Le Fabricauteur a ouvert sa boîte à lettre et trouvé ces mots, épinglés par quelqu’un dont le travail est d’aller de vieux en vieillard, de maison en appartement, quelques heures de çi, de là, pour faire vivre ces intérieurs fatigués.

Elles ont la peau fine et tannée par le temps qui passe. Elles ont les yeux clairs et le cheveu gris, des histoires peuplées de fantômes qu’elles gardent au creux, encore vivants. Elles se souviennent avec parfois tant de détails que c’est un livre ouvert qui s’adresse aux présents.
Elles ouvrent la porte à leurs vestiges. Toute une vie à remplir une maison qu’il faut d’une main sûre faire reluire pour leur redonner l’éclat de leur premier printemps. Certaines ont lâché du lest et perdent de leurs exigences, les rendant plus tendre à notre présent dont l’enjeu leur échappe un peu voire totalement.
Leurs pas sont titubants, supportant les douleurs et les médicaments.
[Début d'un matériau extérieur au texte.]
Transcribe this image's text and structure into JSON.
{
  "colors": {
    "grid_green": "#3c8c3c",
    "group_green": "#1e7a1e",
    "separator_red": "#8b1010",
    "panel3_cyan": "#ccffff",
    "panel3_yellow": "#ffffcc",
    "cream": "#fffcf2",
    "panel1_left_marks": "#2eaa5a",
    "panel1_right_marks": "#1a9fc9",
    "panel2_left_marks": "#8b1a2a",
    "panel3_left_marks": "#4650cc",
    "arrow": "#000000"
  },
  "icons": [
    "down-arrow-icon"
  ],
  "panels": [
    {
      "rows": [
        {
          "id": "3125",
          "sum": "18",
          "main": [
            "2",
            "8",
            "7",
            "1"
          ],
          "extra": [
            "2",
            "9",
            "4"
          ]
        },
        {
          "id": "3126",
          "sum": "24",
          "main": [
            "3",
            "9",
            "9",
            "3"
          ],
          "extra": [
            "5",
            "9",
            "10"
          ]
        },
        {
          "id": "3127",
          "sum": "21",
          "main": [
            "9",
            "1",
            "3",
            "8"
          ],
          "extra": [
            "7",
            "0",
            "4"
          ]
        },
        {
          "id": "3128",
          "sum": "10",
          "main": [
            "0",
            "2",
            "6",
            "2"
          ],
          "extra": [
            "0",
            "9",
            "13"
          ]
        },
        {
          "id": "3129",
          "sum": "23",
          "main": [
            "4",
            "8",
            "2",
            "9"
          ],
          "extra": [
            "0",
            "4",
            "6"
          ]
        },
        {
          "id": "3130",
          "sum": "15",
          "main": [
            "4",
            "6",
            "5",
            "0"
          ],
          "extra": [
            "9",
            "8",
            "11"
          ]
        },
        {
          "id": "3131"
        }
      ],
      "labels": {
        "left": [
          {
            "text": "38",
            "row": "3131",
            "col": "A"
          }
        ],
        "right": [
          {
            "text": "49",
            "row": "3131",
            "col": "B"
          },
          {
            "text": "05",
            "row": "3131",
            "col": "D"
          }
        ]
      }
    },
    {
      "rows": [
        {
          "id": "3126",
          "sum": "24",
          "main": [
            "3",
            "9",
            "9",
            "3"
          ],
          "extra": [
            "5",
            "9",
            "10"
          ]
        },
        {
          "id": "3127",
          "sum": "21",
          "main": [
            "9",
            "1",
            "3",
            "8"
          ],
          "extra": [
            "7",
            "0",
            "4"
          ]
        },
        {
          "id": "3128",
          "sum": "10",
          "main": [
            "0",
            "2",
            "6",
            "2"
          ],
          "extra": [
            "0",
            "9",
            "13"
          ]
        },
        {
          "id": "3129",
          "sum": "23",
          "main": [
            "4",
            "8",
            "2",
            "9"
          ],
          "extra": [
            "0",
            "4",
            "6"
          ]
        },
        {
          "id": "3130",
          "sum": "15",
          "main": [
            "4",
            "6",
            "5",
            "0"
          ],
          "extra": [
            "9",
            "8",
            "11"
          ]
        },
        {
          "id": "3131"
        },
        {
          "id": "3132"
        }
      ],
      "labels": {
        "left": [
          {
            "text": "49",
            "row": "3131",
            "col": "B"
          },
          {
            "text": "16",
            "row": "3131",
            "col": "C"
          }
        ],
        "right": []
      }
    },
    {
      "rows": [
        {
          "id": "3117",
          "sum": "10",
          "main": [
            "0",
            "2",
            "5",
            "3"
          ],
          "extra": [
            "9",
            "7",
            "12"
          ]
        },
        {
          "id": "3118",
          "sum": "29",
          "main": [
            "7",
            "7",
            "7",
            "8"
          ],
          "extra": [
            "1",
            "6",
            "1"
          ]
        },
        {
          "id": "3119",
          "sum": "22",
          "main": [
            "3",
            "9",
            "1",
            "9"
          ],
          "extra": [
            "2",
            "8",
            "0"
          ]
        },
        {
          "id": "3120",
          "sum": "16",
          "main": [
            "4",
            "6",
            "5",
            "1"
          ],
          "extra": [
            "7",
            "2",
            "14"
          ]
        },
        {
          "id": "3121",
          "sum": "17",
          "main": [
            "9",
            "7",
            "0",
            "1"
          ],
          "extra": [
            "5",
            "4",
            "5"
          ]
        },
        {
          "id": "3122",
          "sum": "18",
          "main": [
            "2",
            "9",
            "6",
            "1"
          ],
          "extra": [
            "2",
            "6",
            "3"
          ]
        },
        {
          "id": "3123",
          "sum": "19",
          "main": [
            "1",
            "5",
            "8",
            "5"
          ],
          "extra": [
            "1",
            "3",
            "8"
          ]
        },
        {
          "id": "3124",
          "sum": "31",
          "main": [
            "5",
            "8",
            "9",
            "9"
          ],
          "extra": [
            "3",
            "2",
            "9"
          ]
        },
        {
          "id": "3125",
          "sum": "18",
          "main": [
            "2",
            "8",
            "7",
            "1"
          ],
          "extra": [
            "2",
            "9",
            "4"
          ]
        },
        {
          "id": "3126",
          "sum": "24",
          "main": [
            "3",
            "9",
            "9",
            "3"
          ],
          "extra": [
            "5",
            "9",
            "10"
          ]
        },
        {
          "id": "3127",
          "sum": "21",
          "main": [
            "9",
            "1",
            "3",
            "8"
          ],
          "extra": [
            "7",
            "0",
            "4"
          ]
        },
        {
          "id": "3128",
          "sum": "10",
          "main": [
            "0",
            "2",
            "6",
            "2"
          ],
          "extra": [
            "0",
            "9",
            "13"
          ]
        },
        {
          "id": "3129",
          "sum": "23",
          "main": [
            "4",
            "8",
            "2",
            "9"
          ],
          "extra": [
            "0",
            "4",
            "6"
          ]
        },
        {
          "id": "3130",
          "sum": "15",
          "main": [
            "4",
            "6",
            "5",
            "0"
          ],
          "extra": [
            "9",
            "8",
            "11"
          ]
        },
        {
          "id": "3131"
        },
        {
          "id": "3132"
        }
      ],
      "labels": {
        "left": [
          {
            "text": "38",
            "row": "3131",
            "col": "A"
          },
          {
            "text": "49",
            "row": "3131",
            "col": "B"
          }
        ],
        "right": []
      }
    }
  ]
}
Elles ne se battent plus et affrontent les épreuves sans tristesse, leurs époux partis, la perte d’un enfant, la maladie qui gagne leur mari recroquevillé dans un lit.
Elles ont le sourire et souvent de l’humour. C’est les yeux dans les yeux que de leurs voix qui perd de sa superbe elles vous disent qu’elles sont là, en sursis. Quand les jours sont plus graves elles vous demandent ce qu’elles font encore là. Je les regarde dans les yeux et pour détourner leur attention je leur dis simplement :
« pour que nous nous rencontrions. ».
Elles ont la peau fine, des habitudes bien ancrées, la tête qui perd le fil, les membres un peu démantelés. Sur les meubles quelque part la famille est bien alignée : des visages figés.
Le présent se mêle au passé, c’est ainsi que nos grands mères traversent les années.
Conf  Mdme

Une réponse à l’aide à domicile s’écrit aussi

  1. et si c'était nous... says:

    Un regard plein de tendresse sur ces âmes qui parfois te blessent mais jamais indifférente ne te laissent…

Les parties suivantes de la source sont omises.